Reviving dead brands for one last round of commercial exploitation.
The model is simple, seductive, and deeply cynical.
A licensing group buys the intellectual property of a failed brand......just the name, trademarks, and logos. Not the stores, not the people, not the product capability. Just the shell. They then license that brand to a dozen different manufacturers, each paying royalties (usually 5–15% of sales) to slap the logo on whatever they sell.
You'll find these brands scattered everywhere, usually in discount bins and airport shops:
• Juicy Couture perfume at TJ Maxx, long after the tracksuits stopped trending.
• Nautica bedding and luggage in outlet stores, miles from its maritime roots.
• Aéropostale T-shirts still sold in Latin America through licensees that never stopped printing.
• Barneys New York, once the temple of fashion, now a private label inside another department store.
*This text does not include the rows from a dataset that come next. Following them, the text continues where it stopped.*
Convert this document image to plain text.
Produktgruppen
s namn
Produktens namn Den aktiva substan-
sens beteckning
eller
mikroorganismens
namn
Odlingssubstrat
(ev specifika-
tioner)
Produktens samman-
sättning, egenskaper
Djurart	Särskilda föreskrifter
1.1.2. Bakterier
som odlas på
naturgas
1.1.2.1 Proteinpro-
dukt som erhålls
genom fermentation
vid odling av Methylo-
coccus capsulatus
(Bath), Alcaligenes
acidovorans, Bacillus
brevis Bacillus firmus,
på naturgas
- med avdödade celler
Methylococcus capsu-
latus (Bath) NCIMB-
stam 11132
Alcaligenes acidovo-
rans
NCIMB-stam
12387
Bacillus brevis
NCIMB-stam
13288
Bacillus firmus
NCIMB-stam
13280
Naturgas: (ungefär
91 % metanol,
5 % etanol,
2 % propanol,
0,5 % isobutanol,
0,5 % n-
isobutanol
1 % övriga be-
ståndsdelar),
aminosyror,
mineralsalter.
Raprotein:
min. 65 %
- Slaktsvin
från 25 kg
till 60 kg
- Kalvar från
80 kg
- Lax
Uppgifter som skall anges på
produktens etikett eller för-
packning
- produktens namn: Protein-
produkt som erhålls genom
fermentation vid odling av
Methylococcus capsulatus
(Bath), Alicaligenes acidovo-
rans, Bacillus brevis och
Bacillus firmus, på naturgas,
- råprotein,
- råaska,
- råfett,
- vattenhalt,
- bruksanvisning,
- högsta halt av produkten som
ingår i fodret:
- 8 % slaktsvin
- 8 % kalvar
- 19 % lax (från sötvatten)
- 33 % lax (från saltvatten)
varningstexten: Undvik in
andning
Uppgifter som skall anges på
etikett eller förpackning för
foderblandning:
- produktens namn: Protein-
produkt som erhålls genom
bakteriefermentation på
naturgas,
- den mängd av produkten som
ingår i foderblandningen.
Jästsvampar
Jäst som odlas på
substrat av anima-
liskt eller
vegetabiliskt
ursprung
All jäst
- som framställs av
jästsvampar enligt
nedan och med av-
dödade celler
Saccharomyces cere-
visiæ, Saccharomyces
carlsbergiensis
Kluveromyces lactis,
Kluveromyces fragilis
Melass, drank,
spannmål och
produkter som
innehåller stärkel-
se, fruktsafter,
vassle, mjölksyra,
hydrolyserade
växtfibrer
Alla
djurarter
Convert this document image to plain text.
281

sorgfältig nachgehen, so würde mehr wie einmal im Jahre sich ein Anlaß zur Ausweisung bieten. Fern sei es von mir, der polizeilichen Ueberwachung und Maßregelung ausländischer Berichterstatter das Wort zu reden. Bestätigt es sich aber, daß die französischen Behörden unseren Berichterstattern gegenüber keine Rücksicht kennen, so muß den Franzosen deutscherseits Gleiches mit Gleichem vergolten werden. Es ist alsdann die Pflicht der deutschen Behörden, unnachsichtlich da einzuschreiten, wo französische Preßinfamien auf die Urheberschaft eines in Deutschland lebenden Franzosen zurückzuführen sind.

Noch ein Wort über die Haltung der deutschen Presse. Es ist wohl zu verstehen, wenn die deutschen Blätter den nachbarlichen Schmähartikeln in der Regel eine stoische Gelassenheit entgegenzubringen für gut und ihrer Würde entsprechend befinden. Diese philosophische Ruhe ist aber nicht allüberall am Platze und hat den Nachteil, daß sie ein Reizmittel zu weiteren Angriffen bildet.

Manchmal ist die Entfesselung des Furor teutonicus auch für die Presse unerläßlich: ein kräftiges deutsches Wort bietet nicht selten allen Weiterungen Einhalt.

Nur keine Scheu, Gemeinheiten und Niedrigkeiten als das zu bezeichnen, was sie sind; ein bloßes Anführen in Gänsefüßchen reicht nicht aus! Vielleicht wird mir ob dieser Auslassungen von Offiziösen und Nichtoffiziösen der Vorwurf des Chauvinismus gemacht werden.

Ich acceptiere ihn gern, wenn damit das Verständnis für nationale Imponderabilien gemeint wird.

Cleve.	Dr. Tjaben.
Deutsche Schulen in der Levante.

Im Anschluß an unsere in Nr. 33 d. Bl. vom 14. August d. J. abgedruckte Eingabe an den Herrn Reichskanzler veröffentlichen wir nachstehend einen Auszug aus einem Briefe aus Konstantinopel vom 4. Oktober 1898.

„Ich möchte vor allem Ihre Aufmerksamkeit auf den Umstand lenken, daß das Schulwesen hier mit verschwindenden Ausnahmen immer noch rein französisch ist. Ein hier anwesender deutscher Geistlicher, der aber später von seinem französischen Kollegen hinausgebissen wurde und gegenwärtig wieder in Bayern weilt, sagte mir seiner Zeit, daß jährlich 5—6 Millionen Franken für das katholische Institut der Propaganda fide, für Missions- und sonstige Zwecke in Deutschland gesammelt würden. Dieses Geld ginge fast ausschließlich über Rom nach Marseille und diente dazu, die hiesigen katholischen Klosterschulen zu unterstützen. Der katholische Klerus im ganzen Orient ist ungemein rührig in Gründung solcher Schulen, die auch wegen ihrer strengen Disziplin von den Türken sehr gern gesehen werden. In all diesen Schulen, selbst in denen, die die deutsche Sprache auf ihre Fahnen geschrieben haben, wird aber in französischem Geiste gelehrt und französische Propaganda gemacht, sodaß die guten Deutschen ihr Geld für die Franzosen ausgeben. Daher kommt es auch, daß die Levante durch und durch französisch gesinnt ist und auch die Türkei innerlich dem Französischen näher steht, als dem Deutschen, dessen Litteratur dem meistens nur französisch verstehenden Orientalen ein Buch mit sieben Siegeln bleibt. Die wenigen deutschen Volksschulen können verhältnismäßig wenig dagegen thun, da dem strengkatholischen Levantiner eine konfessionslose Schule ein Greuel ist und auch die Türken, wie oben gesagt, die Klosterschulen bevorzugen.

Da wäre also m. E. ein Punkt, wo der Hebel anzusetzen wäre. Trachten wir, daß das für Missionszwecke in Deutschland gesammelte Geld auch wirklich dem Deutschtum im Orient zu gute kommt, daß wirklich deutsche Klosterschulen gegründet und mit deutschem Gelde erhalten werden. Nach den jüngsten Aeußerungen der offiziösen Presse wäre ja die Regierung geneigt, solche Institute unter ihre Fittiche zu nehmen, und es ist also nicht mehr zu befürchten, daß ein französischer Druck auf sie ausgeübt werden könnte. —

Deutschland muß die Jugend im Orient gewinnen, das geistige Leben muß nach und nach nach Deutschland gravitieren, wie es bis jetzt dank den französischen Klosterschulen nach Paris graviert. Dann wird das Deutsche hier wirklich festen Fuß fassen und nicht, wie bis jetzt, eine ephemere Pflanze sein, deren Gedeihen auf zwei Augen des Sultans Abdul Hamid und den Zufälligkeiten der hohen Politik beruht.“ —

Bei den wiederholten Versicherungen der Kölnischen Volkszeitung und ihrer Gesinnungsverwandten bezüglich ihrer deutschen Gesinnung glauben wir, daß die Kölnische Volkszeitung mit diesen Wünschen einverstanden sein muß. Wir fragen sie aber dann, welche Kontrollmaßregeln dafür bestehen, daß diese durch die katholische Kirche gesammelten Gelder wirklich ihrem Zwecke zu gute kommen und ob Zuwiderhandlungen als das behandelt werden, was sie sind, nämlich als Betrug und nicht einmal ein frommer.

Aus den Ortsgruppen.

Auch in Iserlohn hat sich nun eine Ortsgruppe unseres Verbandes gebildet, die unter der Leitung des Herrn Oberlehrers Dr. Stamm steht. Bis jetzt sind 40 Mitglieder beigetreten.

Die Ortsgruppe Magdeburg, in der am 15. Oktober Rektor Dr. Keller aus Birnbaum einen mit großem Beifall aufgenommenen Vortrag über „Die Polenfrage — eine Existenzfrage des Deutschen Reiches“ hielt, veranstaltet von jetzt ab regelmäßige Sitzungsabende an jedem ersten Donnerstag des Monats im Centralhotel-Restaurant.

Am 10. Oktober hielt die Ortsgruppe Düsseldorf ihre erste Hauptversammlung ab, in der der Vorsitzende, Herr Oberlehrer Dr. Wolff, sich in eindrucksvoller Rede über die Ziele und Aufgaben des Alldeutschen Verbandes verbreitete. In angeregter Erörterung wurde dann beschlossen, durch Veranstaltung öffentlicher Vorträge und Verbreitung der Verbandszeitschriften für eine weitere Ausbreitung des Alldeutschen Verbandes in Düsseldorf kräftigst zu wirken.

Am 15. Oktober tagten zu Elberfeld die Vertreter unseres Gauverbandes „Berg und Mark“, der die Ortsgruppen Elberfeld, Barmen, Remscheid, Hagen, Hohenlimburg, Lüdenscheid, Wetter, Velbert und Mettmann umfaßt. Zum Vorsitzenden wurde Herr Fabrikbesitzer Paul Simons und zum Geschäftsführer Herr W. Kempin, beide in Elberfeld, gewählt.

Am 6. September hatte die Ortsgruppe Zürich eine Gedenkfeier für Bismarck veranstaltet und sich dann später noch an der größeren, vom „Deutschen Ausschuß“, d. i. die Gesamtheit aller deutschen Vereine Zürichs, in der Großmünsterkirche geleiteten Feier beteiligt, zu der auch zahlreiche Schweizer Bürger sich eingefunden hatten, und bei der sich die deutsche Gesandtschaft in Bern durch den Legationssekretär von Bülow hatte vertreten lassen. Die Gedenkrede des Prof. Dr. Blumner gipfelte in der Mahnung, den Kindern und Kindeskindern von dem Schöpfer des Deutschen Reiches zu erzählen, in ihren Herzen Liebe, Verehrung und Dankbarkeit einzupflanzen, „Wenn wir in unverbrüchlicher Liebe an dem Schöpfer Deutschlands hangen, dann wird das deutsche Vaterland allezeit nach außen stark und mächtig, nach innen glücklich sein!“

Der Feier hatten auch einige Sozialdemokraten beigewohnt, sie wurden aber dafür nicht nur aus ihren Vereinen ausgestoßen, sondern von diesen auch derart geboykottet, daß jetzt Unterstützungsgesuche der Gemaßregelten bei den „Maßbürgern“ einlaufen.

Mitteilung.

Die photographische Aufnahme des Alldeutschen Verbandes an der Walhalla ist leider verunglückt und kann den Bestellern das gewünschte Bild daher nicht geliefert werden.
• Brooks Brothers "athleisure" lines made overseas under a license that no founder would recognise.
• Even Toys R Us, reduced to a logo in an airport terminal pop-up, still promising joy that no longer exists.
Consumers aren't stupid. They know the difference between a brand and its corpse. But at $19.99, they'll buy the corpse anyway.
These brands will never come back. Because they're not being rebuilt, they're being flogged. Each licensing deal extracts the last drops of equity, diluting meaning in exchange for margin. The name becomes a husk, traded between licensors until it's worthless.
And yet the machine keeps going, because it has to.